The example below is intended for inclusion into a theme, and only scratches the surface of a full examination of the topic, but works well enough for my uses. I only need the commonly used English language quote and dash characters that turn up in cut and paste content to be replaced by the standard ASCII quote and dash characters, and also the removal of some of the more esoteric Unicode junk that has in the past caused problems with the plugins that I use. Using an interface to the PCRE engine makes this all slightly easier easier than would otherwise be the case, but one could certainly use any of the engines for regular expressions and list all of the characters explicitly rather than using built-in classes where they are available.

/**
 * Remove or convert unwanted unicode characters when content is saved.
 * This can be applied to posts, comments, or really any text content.
 */
function example_filter_pre_save($str) {
  if (!$str) {
    return $str;
  }

  // Using preg_replace for the PCRE notation, which mb_ereg_replace doesn't
  // have.

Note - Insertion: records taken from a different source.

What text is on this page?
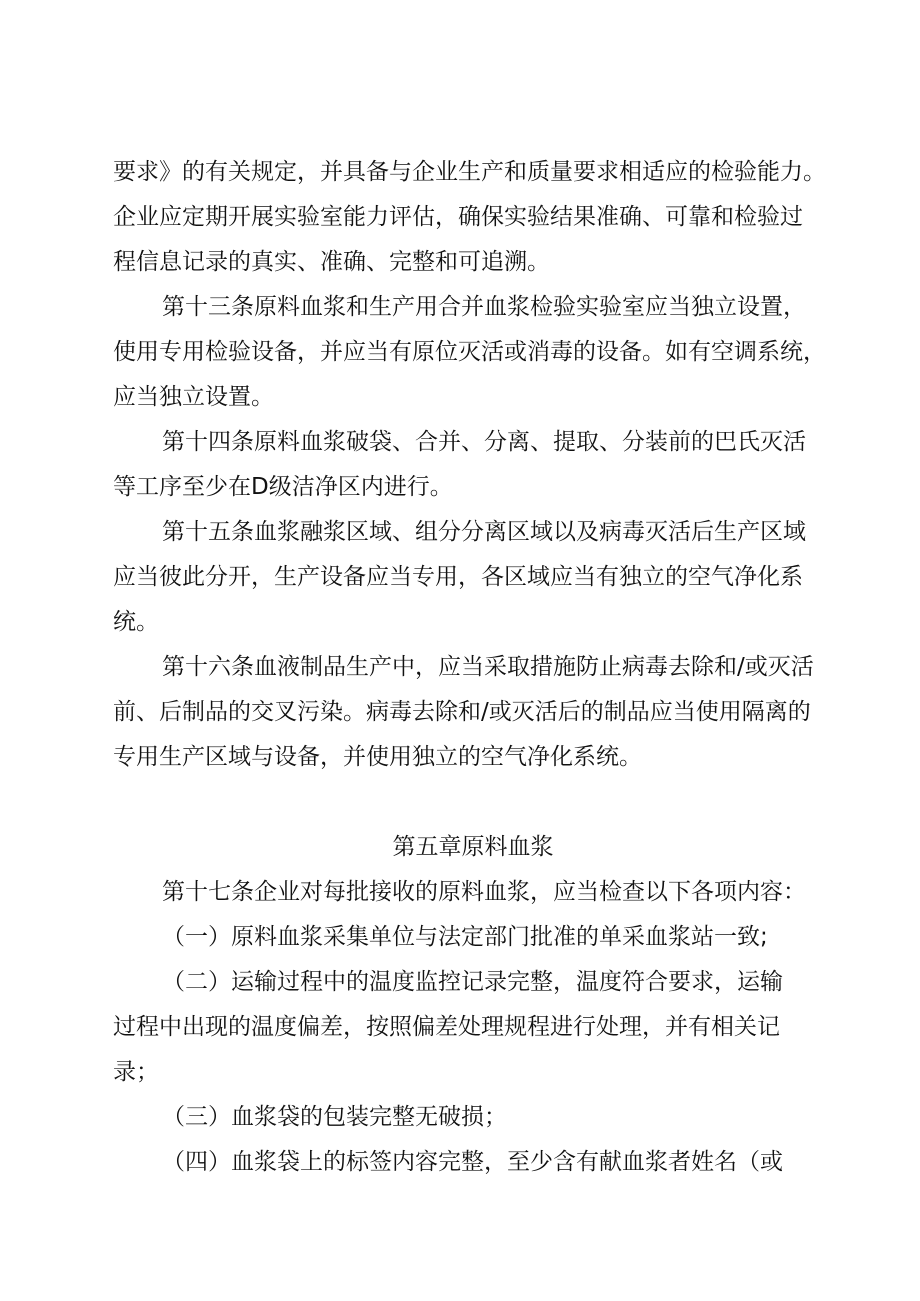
要求》的有关规定，并具备与企业生产和质量要求相适应的检验能力。

企业应定期开展实验室能力评估，确保实验结果准确、可靠和检验过

程信息记录的真实、准确、完整和可追溯。

第十三条原料血浆和生产用合并血浆检验实验室应当独立设置，

使用专用检验设备，并应当有原位灭活或消毒的设备。如有空调系统，

应当独立设置。

第十四条原料血浆破袋、合并、分离、提取、分装前的巴氏灭活

等工序至少在D级洁净区内进行。

第十五条血浆融浆区域、组分分离区域以及病毒灭活后生产区域

应当彼此分开，生产设备应当专用，各区域应当有独立的空气净化系

统。

第十六条血液制品生产中，应当采取措施防止病毒去除和/或灭活

前、后制品的交叉污染。病毒去除和/或灭活后的制品应当使用隔离的

专用生产区域与设备，并使用独立的空气净化系统。

第五章原料血浆

第十七条企业对每批接收的原料血浆，应当检查以下各项内容：

（一）原料血浆采集单位与法定部门批准的单采血浆站一致;

（二）运输过程中的温度监控记录完整，温度符合要求，运输

过程中出现的温度偏差，按照偏差处理规程进行处理，并有相关记

录；

（三）血浆袋的包装完整无破损；

（四）血浆袋上的标签内容完整，至少含有献血浆者姓名（或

Using it makes things a lot easier.
  //
  // \p{Pd} = dash character.
  // \x{2212} is a dash that seems to somehow not be in that group.
  $str = preg_replace(
    '/[\p{Pd}\x{2212}]/u',
    '-',
    $str
  );

  // https://en.wikipedia.org/wiki/Quotation_mark#Curved_quotes_and_Unicode
  //
  // Single quotes; not a complete list, just the common ones.
  $str = preg_replace(
    '/[\x{2018}\x{2019}\x{201A}\x{201B}\x{FF07}]/u',
    '\'',
    $str
  );
  // Double quotes; again, not a complete list.
  $str = preg_replace(
    '/[\x{201C}\x{201D}\x{201E}\x{201B}\x{201F}\x{301D}\x{301E}\x{301F}\x{FF02}]/u',
    '"',
    $str
  );

  // Strip out any non-printable unicode nonsense.
  $str = preg_replace(
    '/[\x00-\x08\x0B\x0C\x0E-\x1F\x80-\x9F]/u',
    '',
    $str
  );

  return $str;
}

// Apply the filter to post and comment fields.
add_filter('content_save_pre', 'example_filter_pre_save');
add_filter('title_save_pre', 'example_filter_pre_save');
add_filter('pre_comment_author_email', 'example_filter_pre_save');
add_filter('pre_comment_author_name', 'example_filter_pre_save');
add_filter('pre_comment_author_url', 'example_filter_pre_save');
add_filter('pre_comment_content', 'example_filter_pre_save');

// Next, stop WordPress from converting plain ASCII quotes and dashes
// into the more decorative versions, which it does in a wide variety
// of places.
$example_texturized_text = array(
  'comment_author',
  'term_name',
  'link_name',
  'link_description',
  'link_notes',
  'bloginfo',
  'wp_title',
  'widget_title',
  'single_post_title',
  'single_cat_title',
  'single_tag_title',
  'single_month_title',
  'nav_menu_attr_title',
  'nav_menu_description',
  'term_description',
  'the_title',
  'the_content',
  'the_excerpt',
  'comment_text',
  'list_cats'
);

foreach ($example_texturized_text as $text) {
  remove_filter($text, 'wptexturize');
}